Le contexte est alarmant : en juillet 2021, M. Ndong a reçu ce financement censé soutenir son projet entrepreneurial. Au lieu de s’acquitter de ses obligations, il n’a versé que 600 000 F CFA depuis l’octroi du prêt. Ce comportement irresponsable est comparable à un élève qui, après avoir reçu une bourse d’études, décide de ne jamais se présenter en classe. La semaine dernière, il a été interpellé et déféré au parquet, un acte qui s’inscrit dans une vaste opération de recouvrement orchestrée par Aïda Mbodj. Cette dernière, soucieuse de récupérer les fonds publics, a ouvert plusieurs procédures auprès de la Division des investigations criminelles (DIC) et d’autres unités.

Cette situation met en lumière un problème systémique. En effet, il ne s’agit pas seulement de l’inconduite d’un individu, mais d’un phénomène plus large où de nombreux bénéficiaires semblent considérer les prêts de la DER/FJ comme des dons. Ce manque de sérieux et de responsabilité est inacceptable. Il faut rappeler que l’argent public n’est pas un simple jeu : chaque franc CFA doit être remboursé. Les conséquences de cette attitude sont désastreuses pour l’ensemble de la société, qui doit supporter les pertes engendrées par ces comportements.

Les arguments en faveur d’une vigilance accrue dans la gestion des fonds publics se multiplient. D’une part, il est impératif que la DER/FJ renforce ses mécanismes de suivi et de contrôle. D’autre part, il est essentiel d’instaurer des sanctions sévères pour dissuader les mauvais payeurs. Les exemples de M. Ndong doivent servir d’avertissement à tous ceux qui envisagent de profiter du système. Ces comportements égoïstes nuisent à l’ensemble des entrepreneurs sérieux qui travaillent dur pour réussir.

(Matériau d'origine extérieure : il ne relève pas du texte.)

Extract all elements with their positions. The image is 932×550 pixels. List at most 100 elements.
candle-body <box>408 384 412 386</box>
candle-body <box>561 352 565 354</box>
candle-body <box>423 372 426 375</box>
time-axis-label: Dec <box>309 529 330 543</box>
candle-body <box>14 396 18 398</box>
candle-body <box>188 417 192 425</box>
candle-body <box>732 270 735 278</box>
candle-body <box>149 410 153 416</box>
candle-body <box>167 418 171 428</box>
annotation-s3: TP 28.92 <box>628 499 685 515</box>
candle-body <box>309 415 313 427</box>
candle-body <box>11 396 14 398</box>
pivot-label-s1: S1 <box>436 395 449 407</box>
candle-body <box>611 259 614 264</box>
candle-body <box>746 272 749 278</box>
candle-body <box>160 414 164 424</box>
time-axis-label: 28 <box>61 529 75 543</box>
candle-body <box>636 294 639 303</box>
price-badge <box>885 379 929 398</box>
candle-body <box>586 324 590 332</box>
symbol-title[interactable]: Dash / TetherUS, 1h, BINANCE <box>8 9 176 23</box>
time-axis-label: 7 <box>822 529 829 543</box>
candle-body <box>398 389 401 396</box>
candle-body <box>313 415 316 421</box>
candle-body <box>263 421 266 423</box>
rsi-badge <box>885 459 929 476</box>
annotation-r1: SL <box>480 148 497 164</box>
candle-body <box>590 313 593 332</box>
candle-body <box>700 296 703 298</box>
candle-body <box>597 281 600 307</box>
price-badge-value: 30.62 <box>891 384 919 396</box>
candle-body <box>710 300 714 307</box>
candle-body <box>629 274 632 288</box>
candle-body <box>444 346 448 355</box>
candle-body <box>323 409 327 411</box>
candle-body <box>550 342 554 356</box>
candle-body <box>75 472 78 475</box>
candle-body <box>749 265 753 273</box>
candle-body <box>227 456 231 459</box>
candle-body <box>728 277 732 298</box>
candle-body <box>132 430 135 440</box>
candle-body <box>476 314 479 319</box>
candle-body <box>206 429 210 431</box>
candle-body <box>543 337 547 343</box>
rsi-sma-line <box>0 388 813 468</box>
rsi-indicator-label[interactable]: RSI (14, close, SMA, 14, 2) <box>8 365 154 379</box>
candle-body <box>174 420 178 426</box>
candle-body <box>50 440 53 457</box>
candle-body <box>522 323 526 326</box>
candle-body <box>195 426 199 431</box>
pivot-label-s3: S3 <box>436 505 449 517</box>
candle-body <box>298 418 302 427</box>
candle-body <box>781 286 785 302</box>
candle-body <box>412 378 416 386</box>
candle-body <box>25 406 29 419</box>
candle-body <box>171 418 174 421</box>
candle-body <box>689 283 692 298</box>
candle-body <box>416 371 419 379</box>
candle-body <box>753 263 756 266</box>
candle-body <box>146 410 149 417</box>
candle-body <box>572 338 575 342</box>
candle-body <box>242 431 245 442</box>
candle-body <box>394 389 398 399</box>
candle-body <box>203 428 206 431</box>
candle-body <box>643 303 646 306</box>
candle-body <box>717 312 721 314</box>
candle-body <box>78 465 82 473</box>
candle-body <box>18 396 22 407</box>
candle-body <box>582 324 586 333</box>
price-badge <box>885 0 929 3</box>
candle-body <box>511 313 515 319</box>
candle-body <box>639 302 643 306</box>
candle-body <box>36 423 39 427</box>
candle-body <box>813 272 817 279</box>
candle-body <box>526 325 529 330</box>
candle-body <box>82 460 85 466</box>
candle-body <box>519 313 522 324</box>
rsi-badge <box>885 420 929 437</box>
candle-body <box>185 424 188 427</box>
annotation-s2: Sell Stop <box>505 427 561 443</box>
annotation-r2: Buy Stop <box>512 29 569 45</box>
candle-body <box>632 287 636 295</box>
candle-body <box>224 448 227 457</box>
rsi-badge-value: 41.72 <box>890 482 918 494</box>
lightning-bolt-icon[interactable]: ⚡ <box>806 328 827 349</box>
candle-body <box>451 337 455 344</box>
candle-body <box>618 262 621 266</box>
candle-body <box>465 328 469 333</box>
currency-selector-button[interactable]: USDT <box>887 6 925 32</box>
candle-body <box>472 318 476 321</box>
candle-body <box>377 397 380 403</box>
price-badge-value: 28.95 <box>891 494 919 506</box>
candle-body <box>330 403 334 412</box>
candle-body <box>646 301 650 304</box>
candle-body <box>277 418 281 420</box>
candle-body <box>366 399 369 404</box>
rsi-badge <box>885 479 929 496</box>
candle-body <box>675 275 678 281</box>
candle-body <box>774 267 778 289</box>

L’angle de cette analyse est clair : le cas de M. Ndong est symptomatique d’un malaise plus profond au sein de l’écosystème entrepreneurial. Les fonds destinés à soutenir les initiatives des jeunes et des femmes doivent être protégés des abus. Les bénéficiaires doivent comprendre que ces prêts sont des engagements financiers, et non des cadeaux.

Pour soutenir cette analyse, il faut rappeler que de nombreux pays ont mis en place des programmes de financement similaires, mais avec des systèmes de contrôle rigoureux qui garantissent leur bonne utilisation. En France, par exemple, les aides publiques sont souvent conditionnées à des résultats mesurables, ce qui évite les dérives. Pourquoi ne pas s’inspirer de ces modèles efficaces pour améliorer le système de la DER/FJ ?

Le cas de M. Ndong est un appel au réveil. On doit prendre conscience de l’importance de la responsabilité financière dans l’utilisation des fonds publics. L’irresponsabilité de certains bénéficiaires menace l’avenir de nombreux projets viables. Les autorités doivent agir avec fermeté pour éviter que d’autres cas similaires ne se reproduisent.

Engageons-nous ensemble à défendre l’intégrité des systèmes de financement public. Exigeons des comptes, soutenons les initiatives responsables et faisons entendre notre voix pour un avenir entrepreneurial plus solide et plus juste.

Article opinion écrit par la créatrice de contenu : Diarra Bousso.